Voltando aos Pastorinhos que vinham aqui rezar, deixa-me salientar de forma especial a figura do Francisco. Conta-nos a Irmã Lúcia que o «Francisco era de poucas palavras; e para fazer a sua oração e oferecer os seus sacrifícios, gostava de se ocultar até da Jacinta e de mim [Lúcia]. Não poucas vezes o íamos surpreender, atrás duma parede ou dum silvado, para onde, dissimuladamente, se tinha escapado, de joelhos, a rezar ou a pensar, como ele dizia, em Nosso Senhor, triste por causa de tantos pecados. Se lhe perguntava: – Francisco, por que não me dizes para rezar contigo e mais a Jacinta?
– Gosto mais – respondia – de rezar sozinho, para pensar e consolar a Nosso Senhor que está tão triste. (…) Quando ia à escola, por vezes, ao chegar a Fátima [igreja paroquial], dizia-me:
– Olha: tu vai à escola. Eu fico aqui na igreja, junto de Jesus escondido. Não me vale a pena aprender a ler; daqui a pouco vou para o Céu. Quando voltares, vem por cá chamar-me».
Como vês, filho, o pastorinho Francisco passou muitas horas diante do sacrário a fazer companhia a Jesus. Com poucas palavras, como que privilegiando a presença, pois o mais importante era estar aqui, a sós. Jesus e Francisco falavam de coração a coração. Para o Francisco o mais importante era consolar a Nosso Senhor e depois converter os pecadores. Para tal servia-se daquilo que ia no seu íntimo para o dizer a Jesus. Neste silêncio comprometido, exprimia o que sentia na certeza que o seu Amigo o compreendia melhor do que se ele dissesse mil palavras.

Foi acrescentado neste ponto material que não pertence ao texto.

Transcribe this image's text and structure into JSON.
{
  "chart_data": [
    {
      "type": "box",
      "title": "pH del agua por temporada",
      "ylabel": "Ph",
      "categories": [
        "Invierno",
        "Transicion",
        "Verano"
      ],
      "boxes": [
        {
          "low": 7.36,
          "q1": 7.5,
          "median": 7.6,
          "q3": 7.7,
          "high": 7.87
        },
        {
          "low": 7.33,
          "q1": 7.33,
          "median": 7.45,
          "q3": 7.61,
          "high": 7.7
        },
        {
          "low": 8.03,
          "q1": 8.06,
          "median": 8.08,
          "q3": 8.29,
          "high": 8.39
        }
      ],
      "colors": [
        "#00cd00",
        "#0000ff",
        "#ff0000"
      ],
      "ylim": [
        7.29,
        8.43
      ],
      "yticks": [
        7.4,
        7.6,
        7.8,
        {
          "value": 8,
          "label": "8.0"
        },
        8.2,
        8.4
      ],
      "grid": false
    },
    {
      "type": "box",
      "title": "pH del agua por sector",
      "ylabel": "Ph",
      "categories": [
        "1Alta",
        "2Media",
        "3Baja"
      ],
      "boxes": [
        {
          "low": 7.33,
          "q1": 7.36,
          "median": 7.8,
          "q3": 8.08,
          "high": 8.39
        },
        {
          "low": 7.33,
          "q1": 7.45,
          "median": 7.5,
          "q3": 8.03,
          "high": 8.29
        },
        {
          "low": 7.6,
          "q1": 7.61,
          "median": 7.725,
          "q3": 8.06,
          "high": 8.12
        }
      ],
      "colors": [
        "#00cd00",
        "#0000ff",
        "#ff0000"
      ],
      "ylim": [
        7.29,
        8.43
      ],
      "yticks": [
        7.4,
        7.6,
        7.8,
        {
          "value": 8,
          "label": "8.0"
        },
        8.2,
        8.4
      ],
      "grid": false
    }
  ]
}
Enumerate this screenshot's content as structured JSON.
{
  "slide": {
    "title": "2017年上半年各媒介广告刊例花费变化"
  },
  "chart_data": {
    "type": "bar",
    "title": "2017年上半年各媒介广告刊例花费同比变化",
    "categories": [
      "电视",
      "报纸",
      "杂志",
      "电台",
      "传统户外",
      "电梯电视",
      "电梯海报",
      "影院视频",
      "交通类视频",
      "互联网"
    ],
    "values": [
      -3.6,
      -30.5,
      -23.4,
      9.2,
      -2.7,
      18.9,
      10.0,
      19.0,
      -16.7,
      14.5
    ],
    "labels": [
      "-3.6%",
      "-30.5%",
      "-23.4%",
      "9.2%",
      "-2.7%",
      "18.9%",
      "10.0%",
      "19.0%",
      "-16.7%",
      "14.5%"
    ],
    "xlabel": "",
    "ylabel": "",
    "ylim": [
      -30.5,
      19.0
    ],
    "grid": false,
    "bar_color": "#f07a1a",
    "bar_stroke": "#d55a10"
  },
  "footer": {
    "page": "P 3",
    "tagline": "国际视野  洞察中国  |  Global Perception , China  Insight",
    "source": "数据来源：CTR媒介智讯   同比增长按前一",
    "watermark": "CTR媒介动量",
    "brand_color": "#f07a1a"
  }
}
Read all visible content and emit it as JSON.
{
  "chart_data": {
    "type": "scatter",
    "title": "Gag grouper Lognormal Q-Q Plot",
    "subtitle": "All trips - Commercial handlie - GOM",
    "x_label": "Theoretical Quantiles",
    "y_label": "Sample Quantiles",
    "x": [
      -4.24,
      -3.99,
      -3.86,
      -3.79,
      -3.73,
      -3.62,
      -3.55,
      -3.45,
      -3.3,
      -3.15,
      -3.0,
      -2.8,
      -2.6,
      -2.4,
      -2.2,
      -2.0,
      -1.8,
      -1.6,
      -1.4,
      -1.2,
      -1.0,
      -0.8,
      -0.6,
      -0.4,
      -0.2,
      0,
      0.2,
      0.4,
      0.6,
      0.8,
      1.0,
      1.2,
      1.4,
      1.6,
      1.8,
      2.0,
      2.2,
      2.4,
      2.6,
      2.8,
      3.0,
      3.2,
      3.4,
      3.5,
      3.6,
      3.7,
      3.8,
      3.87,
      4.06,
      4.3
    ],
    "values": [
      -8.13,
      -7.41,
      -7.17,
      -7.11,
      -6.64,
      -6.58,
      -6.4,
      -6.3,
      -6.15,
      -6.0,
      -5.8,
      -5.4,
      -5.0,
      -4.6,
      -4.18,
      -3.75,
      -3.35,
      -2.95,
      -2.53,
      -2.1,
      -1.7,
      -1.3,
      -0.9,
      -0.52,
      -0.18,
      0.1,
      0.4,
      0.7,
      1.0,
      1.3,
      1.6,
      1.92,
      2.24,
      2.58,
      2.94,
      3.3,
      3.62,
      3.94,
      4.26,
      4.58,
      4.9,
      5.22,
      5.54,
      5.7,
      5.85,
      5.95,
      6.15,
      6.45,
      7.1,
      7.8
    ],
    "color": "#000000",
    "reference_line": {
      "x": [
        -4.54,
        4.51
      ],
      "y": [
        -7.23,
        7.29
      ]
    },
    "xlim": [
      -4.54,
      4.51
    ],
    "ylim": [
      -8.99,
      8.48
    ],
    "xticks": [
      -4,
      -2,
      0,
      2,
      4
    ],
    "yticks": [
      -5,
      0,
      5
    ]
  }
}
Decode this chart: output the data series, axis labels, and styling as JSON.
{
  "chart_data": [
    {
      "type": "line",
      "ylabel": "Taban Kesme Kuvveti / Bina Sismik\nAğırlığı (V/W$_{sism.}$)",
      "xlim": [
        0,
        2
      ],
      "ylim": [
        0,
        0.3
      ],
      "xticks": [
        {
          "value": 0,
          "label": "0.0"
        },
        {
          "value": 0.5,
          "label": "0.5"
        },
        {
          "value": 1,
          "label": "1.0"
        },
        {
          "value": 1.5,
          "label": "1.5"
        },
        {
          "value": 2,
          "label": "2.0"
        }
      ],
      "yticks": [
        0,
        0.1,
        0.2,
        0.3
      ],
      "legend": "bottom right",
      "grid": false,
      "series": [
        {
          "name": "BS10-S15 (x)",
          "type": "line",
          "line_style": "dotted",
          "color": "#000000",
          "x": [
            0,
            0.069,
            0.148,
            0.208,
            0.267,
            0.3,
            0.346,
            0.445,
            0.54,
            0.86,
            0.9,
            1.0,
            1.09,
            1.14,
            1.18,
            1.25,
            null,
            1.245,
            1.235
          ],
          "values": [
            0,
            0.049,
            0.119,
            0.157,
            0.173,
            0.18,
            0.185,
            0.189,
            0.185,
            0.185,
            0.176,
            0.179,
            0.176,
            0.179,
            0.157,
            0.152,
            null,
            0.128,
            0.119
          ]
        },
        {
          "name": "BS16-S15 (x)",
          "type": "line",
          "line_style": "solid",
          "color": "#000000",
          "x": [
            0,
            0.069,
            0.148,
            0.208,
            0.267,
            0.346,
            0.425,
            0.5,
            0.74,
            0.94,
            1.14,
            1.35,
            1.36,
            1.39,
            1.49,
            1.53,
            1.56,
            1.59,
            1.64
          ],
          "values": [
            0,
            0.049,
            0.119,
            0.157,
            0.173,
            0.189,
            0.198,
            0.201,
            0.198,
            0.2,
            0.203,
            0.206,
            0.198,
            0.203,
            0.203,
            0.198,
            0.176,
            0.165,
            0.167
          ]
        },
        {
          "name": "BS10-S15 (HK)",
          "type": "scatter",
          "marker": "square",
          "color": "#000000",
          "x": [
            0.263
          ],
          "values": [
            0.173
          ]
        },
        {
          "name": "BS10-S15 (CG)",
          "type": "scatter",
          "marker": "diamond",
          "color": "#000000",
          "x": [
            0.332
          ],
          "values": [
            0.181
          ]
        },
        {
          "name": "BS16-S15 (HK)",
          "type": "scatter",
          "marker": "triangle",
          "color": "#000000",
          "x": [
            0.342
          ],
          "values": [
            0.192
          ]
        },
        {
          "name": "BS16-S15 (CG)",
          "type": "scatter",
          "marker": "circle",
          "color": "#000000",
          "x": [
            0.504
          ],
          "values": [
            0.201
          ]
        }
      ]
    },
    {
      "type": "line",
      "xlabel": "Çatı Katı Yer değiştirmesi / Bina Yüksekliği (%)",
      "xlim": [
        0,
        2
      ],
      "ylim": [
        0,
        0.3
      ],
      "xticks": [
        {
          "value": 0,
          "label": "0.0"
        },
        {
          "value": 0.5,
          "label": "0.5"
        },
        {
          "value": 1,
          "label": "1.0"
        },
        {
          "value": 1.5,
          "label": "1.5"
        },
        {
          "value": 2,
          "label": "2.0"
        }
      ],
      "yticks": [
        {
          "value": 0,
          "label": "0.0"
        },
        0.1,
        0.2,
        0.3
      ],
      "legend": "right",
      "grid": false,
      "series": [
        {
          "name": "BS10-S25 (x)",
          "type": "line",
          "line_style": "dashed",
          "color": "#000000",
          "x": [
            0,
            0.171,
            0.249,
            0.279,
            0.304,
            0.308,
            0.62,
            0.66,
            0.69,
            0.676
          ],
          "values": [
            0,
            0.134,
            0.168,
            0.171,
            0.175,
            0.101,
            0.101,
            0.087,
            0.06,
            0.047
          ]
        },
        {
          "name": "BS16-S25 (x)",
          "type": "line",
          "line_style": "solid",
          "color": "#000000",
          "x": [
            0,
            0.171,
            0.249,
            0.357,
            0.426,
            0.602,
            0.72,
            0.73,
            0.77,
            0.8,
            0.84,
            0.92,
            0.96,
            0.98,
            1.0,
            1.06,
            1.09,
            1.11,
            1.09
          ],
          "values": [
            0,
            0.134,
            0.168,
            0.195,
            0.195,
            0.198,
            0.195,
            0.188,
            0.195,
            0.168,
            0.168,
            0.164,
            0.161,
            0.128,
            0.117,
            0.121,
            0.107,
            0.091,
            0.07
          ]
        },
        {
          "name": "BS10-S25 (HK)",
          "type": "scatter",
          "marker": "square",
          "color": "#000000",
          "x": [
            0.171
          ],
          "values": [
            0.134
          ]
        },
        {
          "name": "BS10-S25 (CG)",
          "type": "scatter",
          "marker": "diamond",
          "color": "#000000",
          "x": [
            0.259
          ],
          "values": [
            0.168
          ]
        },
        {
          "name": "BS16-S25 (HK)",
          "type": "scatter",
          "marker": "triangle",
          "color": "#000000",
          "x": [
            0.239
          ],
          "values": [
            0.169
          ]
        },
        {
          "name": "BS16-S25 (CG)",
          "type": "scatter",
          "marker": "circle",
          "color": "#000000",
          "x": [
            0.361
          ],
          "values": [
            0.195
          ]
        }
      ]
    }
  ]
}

– Pai, obrigado. Acho que já entendi o que é falar com o coração, mas não sei se vou ser capaz de falar assim, interrompeu o Francisco com ar de preocupado.
Claro que vais; só o facto de o desejares já é meio caminho andado, disse eu, procurando sossegá-lo!
Virgem Maria, guardai-nos no vosso Imaculado Coração, sede o refúgio dos pecadores e conduzi-nos ao vosso Filho Jesus, a quem queremos ter sempre por amigo.